さて、今回から音楽関連の著作権周りのことを諸々と書いていきたいなと思います。そこでまずは音楽に関する権利としてどういった権利が発生するのか等を整理した上で、それらの権利の個別具体的な紛争事例等をもとに、どういった場合に著作権違反となるのかといったこと等をこれから考えていきたいなと思います。
まず一番初めの取っ掛かりとして、音楽CDに収録されているヴォーカル及び演奏のある楽曲について、どういった権利が発生しているのかということを確認し、整理したいと思います。
この確認及び整理にあたっては、具体的な楽曲を例にとっていく方が比較的わかりやすいでしょうから、今回は私の好きなアーティスト「L'Arc-en-Ciel」さんの最大ヒットシングル「HONEY」を例にしていこうと思います。
【作詞・作曲に関する権利】
音楽CDに収録されているヴォーカル及び演奏のある楽曲につき発生する権利として最初に考えられる権利としては、その楽曲の歌詞と曲(メロディ)に発生する著作権であろうかと思います。これは皆さんもご存知のとおり、いわゆる作詞・作曲による著作権です。楽曲の著作権という場合は、およそこの歌詞と曲(メロディ)の著作権を指すものになります。
また作詞・作曲をすることで、上記の著作権とは別に著作者人格権という権利も作詞者・作曲者に対して発生します。この著作者人格権という権利の説明はやや長くなりますので、次回に行います。
「HONEY」は作詞・作曲ともにhydeさんが行っておりますので、「HONEY」については、hydeさんが歌詞と曲(メロディ)両方の著作者ということになります。よってhydeさんが歌詞と曲(メロディ)の著作権及び著作者人格権を取得することになります。
【編曲に関する権利】
次に編曲によっても権利が発生しますが、これは作詞・作曲とは異なり少々ややこしい権利になります。
編曲は二次的著作物の創作にあたります。二次的著作物とは、著作権法第2条第1項第11号において、「ある著作物を翻訳し、編曲し、若しくは変形し、又は脚色し、映画化し、その他翻案することにより創作した著作物」であると定義されております。この定義を音楽の楽曲に当てはめますと、「歌詞・曲の著作物を編曲することにより創作された著作物」が編曲による二次的著作物ということになります。
編曲のない状態(歌詞と曲のみ)のものが原著作物となり、それを編曲することで二次的著作物となります(歌詞がないインストの場合は、曲のみが原著作物となります)。よって、実際にCDに収録されて皆さんがお聴きしている編曲後の完成版の楽曲は、ある意味いずれも二次的著作物であるといえます。

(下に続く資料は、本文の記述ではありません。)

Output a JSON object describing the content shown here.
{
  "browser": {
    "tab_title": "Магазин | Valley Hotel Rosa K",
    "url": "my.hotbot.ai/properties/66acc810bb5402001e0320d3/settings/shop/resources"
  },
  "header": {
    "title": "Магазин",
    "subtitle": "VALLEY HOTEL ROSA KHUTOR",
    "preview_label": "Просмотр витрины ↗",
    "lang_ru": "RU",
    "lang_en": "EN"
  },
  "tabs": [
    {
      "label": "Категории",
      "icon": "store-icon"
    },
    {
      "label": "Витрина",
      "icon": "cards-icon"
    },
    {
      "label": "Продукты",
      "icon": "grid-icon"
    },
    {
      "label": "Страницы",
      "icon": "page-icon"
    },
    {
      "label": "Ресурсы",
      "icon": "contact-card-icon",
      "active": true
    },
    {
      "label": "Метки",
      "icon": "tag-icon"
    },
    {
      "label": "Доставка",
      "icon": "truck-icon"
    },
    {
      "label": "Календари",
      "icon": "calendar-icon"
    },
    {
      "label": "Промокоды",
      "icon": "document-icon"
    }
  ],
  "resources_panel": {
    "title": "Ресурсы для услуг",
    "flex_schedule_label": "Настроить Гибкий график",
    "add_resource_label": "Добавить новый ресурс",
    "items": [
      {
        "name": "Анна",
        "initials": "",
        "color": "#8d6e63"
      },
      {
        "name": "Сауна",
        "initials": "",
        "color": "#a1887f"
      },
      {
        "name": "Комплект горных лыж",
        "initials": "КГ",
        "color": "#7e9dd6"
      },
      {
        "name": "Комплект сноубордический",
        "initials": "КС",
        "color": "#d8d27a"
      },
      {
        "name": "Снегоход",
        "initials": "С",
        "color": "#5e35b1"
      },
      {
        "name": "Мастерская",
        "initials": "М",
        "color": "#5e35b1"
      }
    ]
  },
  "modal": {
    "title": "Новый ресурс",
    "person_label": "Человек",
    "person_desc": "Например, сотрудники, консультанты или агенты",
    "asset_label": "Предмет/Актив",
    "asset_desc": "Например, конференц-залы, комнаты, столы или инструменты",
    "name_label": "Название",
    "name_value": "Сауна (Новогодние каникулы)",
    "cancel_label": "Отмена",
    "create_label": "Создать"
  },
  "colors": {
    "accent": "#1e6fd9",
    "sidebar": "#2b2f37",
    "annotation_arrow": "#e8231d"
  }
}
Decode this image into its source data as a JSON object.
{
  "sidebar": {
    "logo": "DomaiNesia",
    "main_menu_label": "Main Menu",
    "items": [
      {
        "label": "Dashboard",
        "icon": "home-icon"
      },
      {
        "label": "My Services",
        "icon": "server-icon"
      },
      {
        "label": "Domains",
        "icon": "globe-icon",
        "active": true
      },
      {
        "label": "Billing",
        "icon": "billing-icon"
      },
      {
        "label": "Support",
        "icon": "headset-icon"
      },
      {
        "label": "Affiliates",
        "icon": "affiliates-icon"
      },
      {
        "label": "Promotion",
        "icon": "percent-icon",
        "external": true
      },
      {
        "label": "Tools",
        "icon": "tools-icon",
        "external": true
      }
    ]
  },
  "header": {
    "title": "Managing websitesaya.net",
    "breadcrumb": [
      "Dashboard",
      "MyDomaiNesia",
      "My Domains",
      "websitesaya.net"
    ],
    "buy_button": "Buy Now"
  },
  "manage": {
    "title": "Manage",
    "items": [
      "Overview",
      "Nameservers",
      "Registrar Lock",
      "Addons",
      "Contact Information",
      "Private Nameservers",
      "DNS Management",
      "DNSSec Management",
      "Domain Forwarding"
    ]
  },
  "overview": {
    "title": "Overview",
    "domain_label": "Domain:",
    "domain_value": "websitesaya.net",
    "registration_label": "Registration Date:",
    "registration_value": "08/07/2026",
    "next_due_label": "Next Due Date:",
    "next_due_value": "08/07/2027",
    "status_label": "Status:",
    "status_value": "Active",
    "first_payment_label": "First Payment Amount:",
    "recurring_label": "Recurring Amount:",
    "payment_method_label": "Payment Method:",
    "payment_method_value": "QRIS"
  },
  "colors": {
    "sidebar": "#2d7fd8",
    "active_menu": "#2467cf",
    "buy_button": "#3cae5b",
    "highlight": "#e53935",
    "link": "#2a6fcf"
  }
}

編曲をすることで、二次的著作物の著作権及び著作者人格権が発生しますので、編曲者はこれらの権利を取得することになります。「HONEY」においては、編曲者が「L'Arc~en ~Ciel & Hajime Okano」とクレジットされておりますので、「L'Arc~en ~Ciel」さんのメンバー全員と岡野さんがこの編曲による二次的著作物の著作者ということになり、著作権及び著作者人格権を取得することになります。
さて、ここまでがレコーディングをする前、すなわち音源になる前に発生する権利ということになります。ここからさらにレコーディングをしてヴォーカルや演奏が音源として収録されていくとまた新たな権利が発生していきます。
よって、これからそれらのレコーディングにより新たに発生する権利をみていこうと思いますが、その前に、今回著作者人格権という比較的馴染みのない権利が出てきましたので、まずは著作者人格権というものがどういう権利なのかを次回確認及び整理しておきたいと思います。